Anyone who has positive or negative feelings towards her psychiatrist during therapy should discuss those feelings, no matter how uncomfortable that discussion may be. For many patients, it provides an opportunity to gain greater understanding of themselves, offering a path to emotional health.

However, some patients can’t handle this kind of exploratory insight-oriented psychotherapy. The child psychiatrist’s silence or probing questions may stir up so much anxiety that it distorts the patient’s reality and imposes other dangers.

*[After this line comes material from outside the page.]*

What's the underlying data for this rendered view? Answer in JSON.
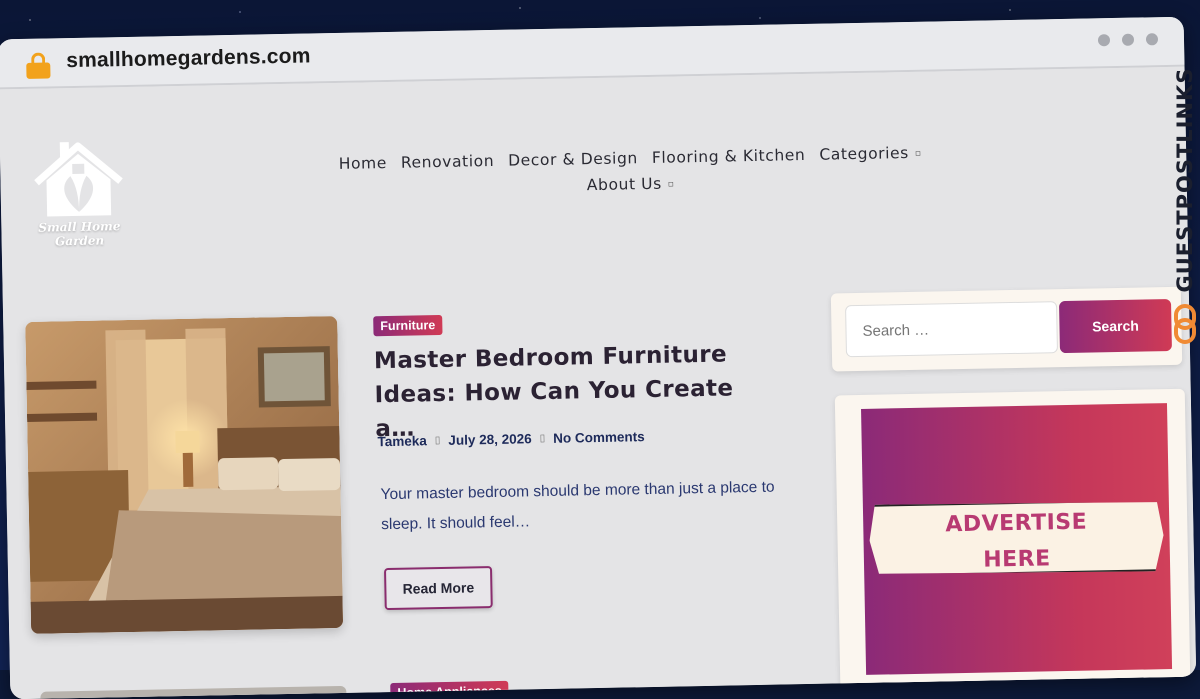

The therapy had made her into a really distorted transfer state that she thought I had made love to her with staring into her eyes. Once I realized that her transfer emotions had morphed into dangerously psychotic romantic needs, I rapidly changed my treatment policy. I ended inquiring her past and helped her deal with her present anxieties. I continued to work with this patient for one more month or so, and she improved. I attempted never to stare into her eyes again.

So falling in love together with your psychiatrist is usually a usual part of treatment. Some people can’t deal with it, and a skilled psychiatrist understands how to spot them and help them cope with their problems in the present. For most sufferers, talking about those emotions with the psychoanalyst and learning how they relate to past relationships often speeds up emotional increase, recuperation and health.